Of course, it is welcome that flat-rate payments are addressing the energy crisis, but by definition they do not take account of family size and circumstances, so they are not a substitute for an adequate social security system. When YouGov surveyed universal credit claimants for the Trussell Trust this summer, it found that was exactly what was happening. Despite the survey being conducted in mid-August, almost 70% of people surveyed who had received a cost of living payment said that they had already had to spend all the £326 they received from the Government in mid to late July, and 64% had had to use the money to buy food.
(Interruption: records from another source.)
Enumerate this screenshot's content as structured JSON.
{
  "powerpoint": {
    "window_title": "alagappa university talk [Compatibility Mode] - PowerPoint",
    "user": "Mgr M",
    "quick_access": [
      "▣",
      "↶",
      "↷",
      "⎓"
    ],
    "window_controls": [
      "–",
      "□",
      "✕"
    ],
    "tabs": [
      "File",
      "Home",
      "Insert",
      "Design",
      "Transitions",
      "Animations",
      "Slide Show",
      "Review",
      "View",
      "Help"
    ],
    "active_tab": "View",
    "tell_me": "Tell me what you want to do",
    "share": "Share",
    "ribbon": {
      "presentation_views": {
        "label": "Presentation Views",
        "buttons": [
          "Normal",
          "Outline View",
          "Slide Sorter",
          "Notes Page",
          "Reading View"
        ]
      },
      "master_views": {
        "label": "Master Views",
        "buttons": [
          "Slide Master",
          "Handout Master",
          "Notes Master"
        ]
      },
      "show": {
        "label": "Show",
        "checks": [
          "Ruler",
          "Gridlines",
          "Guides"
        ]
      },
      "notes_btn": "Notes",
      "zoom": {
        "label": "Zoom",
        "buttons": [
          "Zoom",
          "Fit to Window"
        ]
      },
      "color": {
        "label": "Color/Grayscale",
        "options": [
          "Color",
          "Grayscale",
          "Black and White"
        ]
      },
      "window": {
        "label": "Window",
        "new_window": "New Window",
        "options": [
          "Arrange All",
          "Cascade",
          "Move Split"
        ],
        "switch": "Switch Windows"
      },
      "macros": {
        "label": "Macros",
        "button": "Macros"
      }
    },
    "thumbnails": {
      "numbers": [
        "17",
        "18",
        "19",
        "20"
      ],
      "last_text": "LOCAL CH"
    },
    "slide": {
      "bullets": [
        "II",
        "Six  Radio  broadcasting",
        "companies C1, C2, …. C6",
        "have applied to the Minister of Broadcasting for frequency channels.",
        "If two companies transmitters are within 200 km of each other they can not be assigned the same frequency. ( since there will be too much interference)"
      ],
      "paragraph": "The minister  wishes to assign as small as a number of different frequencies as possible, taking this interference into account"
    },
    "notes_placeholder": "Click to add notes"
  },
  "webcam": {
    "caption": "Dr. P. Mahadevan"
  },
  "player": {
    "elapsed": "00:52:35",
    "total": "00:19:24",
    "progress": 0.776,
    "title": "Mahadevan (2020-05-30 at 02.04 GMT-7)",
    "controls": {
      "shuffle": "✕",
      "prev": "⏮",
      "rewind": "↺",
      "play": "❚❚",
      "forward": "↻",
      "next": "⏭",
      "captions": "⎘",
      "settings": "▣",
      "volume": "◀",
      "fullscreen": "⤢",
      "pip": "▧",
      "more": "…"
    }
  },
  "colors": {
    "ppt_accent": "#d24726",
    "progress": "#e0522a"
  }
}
We have entered into a cost of living crisis with a weakened social minimum, a system that seems designed to leave hundreds of thousands of families with even less than the minimum, and the principle of matching support to needs in shreds. However welcome the uprating was last year—sighs of relief were heard right across the country—families in their millions are dreading this winter because they will have to choose between feeding their children or heating their homes. It is well past time for the Government to recognise the damage that has been done since 2010 and set it right on a sustainable and permanent basis.